Segundo John Locke, filósofo inglês do século XVII, é dever do Estado garantir e expandir os direitos a todos os cidadãos. No entanto, a mobilidade urbana apresenta-se como um grande desafio a ser enfrentado na sociedade brasileira, principalmente a parcela mais carente da população, por conta da péssima qualidade do transporte público. Nesse sentido, convém analisar as principais causas, consequências e possível medida para reduzir essa problemática.

De acordo com o canal televisivo Globo News, recentemente, uma companhia de ônibus foi denunciada em Porto Alegre, devido ao desrespeito com os horários estabelecidos e a má qualidade dos veículos.
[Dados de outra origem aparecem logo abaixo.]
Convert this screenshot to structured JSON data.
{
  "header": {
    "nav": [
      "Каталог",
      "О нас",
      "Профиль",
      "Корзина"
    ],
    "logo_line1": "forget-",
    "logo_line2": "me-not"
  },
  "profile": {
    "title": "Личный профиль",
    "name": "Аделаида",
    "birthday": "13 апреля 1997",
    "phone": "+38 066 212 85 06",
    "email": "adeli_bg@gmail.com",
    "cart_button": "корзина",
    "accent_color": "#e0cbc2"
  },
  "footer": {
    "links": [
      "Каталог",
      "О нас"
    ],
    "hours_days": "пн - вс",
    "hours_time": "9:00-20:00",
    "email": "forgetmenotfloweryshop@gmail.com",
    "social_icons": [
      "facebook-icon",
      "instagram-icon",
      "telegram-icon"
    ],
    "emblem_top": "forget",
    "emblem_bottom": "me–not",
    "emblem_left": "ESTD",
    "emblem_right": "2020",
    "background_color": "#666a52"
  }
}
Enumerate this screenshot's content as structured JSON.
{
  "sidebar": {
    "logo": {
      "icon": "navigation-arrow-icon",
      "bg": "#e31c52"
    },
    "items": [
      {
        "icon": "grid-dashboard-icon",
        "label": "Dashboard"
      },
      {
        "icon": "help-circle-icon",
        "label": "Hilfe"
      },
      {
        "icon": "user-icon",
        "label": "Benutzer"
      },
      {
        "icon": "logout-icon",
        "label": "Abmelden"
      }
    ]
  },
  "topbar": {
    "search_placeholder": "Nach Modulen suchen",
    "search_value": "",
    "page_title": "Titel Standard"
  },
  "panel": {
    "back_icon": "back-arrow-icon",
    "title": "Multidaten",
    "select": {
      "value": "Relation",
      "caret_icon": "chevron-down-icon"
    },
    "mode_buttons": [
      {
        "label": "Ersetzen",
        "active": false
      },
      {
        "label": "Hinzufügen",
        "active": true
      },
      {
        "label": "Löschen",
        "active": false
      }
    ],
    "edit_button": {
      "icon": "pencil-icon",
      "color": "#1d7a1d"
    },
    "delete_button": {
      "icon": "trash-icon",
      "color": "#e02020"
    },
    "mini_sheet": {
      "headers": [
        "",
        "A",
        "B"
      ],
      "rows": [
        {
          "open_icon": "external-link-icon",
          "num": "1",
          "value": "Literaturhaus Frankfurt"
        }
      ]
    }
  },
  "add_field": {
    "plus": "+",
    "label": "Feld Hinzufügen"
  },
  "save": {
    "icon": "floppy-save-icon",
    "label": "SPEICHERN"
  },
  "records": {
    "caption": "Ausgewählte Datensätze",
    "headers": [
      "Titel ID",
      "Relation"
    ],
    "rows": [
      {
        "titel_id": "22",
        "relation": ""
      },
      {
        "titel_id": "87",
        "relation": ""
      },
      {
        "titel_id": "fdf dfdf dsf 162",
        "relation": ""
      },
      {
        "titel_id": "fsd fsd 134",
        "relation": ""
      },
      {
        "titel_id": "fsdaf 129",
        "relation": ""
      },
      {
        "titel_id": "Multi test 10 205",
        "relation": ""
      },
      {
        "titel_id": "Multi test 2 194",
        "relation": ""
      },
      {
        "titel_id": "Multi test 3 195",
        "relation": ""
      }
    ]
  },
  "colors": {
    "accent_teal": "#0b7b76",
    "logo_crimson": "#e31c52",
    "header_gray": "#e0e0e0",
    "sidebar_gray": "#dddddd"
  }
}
Esse fato, lamentavelmente, ocorre com frequência no país, prejudicando principalmente os cidadãos mais pobres, que necessitam dessa alternativa para se locomover na cidade.

Em consonância, o transporte público municipal de Florianópolis aumentou o valor da passagem para 4 reais em 2018, segundo o portal de notícias G1. Isso, infelizmente, é recorrente em varias partes do Brasil, que apesar dos cidadãos pagarem um alto custo para obter o serviço prestado, esse dinheiro não é investido na melhoria dos veículos.

Dessa forma, seguindo o ideal proposto por John Locke, os governos estaduais e municipais por meio das secretarias de transporte devem não só ampliar a fiscalização, mas também multar as empresas rodoviárias que não cumprirem os pré-requisitos de qualidade estabelecidos. Essa atitude possibilitaria a melhoria da mobilidade urbana, principalmente da parcela mais necessitada da sociedade brasileira.